Mox in the Sky with Diamonds

segunda-feira, fevereiro 18, 2008

CONTINUA A POLÊMICA DOS ADOLESCENTES PESQUISADOS

Leio no blog Notícias da Corte, que tem ótimos artigos, mais uma manifestação sobre a pesquisa a ser realizada na PUCRS em adolescentes infratores, visando a identificar raízes neurológicas para os delitos.
Como a coluna do Hélio Schwartzman, que referi por aqui esses dias, é bem articulada e não simplifica o tema. No entanto, permanece presa no paradigma etiológico.
É preciso ver que aqueles que discorreram sobre o crime, até a década de 60, percorreram diversos caminhos em torno da pergunta: "o que torna o criminoso um criminoso?" Ou, em outros termos: qual é a causa do delito?
Percorreu-se, dali em diante, variados caminhos, que passaram por causas antropológicas [à moda da antropologia do século XIX, por todos, Cesare Lombroso], sociologia, psicologia, psicanálise, economia, biologia, etc.

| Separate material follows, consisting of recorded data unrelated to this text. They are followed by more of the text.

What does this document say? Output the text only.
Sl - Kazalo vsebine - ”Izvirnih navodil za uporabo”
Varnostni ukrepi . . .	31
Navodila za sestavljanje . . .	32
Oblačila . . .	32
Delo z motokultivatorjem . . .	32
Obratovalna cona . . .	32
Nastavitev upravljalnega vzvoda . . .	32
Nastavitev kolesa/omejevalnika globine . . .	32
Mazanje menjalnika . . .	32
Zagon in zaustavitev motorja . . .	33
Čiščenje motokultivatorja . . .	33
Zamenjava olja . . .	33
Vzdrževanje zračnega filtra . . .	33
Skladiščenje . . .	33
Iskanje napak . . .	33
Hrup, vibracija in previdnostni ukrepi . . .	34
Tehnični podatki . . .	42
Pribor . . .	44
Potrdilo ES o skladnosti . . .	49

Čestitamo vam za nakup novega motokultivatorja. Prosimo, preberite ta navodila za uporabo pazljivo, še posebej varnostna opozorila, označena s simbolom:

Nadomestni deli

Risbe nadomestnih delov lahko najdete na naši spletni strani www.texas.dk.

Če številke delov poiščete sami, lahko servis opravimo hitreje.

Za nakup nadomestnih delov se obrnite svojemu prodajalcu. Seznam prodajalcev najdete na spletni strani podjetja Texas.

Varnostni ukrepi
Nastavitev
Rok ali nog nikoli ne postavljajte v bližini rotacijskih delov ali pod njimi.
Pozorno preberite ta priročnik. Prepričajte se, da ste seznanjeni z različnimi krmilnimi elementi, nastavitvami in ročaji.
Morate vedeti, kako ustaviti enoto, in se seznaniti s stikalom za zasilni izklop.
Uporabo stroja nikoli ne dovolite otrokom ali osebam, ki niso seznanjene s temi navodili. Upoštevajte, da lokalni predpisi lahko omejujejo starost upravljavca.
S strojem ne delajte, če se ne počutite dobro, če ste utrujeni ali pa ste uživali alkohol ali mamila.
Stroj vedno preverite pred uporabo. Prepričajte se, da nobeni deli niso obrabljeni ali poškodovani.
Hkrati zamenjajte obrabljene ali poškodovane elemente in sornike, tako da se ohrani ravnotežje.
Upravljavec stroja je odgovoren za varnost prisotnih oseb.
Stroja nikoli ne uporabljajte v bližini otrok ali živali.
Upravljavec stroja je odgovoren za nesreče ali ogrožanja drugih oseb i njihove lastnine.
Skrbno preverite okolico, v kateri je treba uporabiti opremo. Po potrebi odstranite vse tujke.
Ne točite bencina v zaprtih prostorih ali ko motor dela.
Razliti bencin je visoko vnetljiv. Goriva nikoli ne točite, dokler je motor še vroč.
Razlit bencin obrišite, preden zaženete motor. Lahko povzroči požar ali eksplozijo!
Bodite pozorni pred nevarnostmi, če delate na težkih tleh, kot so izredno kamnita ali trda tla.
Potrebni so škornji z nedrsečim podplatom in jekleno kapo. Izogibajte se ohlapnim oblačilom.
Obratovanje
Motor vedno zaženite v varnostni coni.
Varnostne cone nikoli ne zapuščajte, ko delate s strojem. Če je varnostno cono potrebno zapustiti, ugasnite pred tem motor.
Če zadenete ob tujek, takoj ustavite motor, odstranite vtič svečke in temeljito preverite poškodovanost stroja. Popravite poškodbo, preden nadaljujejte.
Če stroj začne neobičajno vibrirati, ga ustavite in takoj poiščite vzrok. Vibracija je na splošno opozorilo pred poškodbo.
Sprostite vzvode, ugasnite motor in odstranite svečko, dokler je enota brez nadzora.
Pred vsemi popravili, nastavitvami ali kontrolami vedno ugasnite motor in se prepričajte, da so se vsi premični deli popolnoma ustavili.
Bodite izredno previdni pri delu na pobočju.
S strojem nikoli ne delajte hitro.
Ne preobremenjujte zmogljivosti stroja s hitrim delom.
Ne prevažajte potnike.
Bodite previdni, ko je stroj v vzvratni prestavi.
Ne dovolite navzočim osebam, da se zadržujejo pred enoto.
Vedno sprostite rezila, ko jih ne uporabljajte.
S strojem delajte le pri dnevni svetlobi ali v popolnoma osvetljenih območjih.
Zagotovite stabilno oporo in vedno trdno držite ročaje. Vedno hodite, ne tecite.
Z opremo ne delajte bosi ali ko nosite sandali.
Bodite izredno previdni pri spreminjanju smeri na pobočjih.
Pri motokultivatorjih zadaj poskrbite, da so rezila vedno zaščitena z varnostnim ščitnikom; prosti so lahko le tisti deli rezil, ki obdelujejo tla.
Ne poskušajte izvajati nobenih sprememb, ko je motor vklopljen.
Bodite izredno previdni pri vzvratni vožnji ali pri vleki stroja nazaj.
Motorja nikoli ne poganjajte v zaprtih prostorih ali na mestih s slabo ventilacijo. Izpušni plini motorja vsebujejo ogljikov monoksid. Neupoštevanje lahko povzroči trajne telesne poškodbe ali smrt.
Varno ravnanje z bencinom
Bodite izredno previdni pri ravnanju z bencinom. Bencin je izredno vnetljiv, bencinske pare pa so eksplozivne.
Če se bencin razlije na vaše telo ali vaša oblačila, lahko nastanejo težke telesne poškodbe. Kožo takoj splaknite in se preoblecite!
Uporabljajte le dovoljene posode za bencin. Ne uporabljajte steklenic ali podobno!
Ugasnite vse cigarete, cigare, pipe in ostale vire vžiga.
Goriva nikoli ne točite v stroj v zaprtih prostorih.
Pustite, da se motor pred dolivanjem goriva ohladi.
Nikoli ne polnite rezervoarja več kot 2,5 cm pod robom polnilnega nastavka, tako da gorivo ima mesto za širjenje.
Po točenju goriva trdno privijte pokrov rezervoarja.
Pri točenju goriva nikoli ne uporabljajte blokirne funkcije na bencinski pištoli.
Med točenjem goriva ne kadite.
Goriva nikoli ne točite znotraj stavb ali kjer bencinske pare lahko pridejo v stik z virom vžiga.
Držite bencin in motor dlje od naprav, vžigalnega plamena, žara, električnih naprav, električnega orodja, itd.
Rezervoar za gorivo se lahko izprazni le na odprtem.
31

Até se descobrir o óbvio: o crime é um fenômeno multifatorial, ou seja, inúmeras "causas" determinam o delito. É a resposta-limite que se pode chegar diante da pergunta.
O que mudou realmente, diante do caráter supérfluo da pergunta, foi efetivamente o paradigma de investigação: quer dizer, depois do labelling approach, que inicia na década de 60 com obras de gente como Howard Becker, Erwin Goffman e Harold Garfinkel, a pergunta pela "causa" do delito passa a ser superficial, porque se descobre que o delito é praticado pela maioria das pessoas, mas punidos são apenas alguns. Não é possível, assim, atrelar natureza ["causa"] a um fenômeno social contingente, como a punição. Descobre-se que o criminoso é uma figura comum [como escrevi aqui, basta pensar em abortos, sonegação fiscal, violência familiar, receptação], e que a figura "pesquisada" por toda criminologia etiológica [que David Garland chama, com propriedade, de "The Lombrosian Project"] é, na realidade, o criminalizado, aquele que, por questão de estereótipos e decisões burocrático/sociais, caiu nas malhas do sistema penal.
O problema não está, portanto, em quais são as causas do delito. Não dá para estabelecer a disputa entre "causas biológicas" contra "causas sociais". Essa é uma disputa dentro do paradigma etiológico. É como fazer pesquisas na física com base na física aristotélica. Não se trata de contrapor causas, tornando a disputa ideológica, mas de um recuo de paradigma, o que é gravíssimo de um ponto de vista epistemológico.
Assim, para quem já deu o giro epistemológico, olhar para a pesquisa, desde o ponto de vista do paradigma da reação social, significa, em outros termos, analisar o estudo como uma contribuição para a estigmatização dos adolescentes pesquisados.
Por isso, ela esbarra em imperativos éticos -- entre eles o principal de todos: a não-violência em relação ao Outro, ao diferente.